Circulating microRNAs and vascular calcification in hemodialysis patients

Vascular calcification is commonly observed in patients with chronic kidney disease (CKD), and accumulating evidence indicates that its prevalence and severity correlate with long-term outcomes such as mortality in CKD.1,2 Therefore, the means of preventing the development and progression of vascular calcification has become an important issue of CKD care. There are multiple pathogenic mechanisms associated with vascular calcification.3 Among patients with CKD, several uremia-related factors contribute to its development.

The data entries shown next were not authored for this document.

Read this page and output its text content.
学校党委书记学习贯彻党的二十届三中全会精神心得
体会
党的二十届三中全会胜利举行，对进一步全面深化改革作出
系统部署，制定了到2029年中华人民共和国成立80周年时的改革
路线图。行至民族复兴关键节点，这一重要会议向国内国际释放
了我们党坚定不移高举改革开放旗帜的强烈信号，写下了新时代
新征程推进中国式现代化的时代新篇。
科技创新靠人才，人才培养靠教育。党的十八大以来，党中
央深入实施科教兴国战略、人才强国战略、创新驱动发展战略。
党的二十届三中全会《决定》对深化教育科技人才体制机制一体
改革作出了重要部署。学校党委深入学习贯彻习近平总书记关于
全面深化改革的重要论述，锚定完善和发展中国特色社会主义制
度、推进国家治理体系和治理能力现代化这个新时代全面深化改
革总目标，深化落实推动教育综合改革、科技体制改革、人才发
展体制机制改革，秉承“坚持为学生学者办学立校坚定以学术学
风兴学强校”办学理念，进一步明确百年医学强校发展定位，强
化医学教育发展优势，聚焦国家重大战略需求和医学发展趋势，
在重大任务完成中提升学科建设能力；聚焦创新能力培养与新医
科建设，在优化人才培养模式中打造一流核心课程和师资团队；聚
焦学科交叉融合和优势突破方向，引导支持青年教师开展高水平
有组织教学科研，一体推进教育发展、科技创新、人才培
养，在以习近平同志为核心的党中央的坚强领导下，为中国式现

Hyperphosphatemia is a well-recognized abnormality of the CKD bone and mineral disorder, and clinical studies have indicated that phosphate blood levels are an important prognostic factor of both all-cause and cardiovascular mortality.4,5 Additionally, uremic hyperparathyroidism, chronic inflammation, and the accumulation of uremic toxins are all caused by renal dysfunction and usually observed in the early stages of CKD.6 MicroRNAs (miRs) are a family of small, non-coding RNAs that play key roles in modulating gene expression by degrading or repressing mRNAs through effects on cell proliferation, differentiation, and apoptosis.7 Recent animal studies observed that several miRs, such as miR223 and miR21, are involved in vascular smooth muscle cell inflammation and arterial calcification.7–9 Higher levels of miR223 were observed in CKD with atherosclerotic vessels,8 and higher miR21 levels were detected in atherosclerotic arteries.7 Furthermore, clinical studies showed that both lower and higher blood levels of certain miRs were associated with uremic vascular calcification10 and atherosclerosis.11 However, the functional role of these miRs has not been thoroughly investigated. In the present study, we aimed to measure the levels of several selected circulating miRs and to determine the relationship between their levels and the presence of vascular calcification. The role of circulating miRs in the severity of vascular calcification was also explored.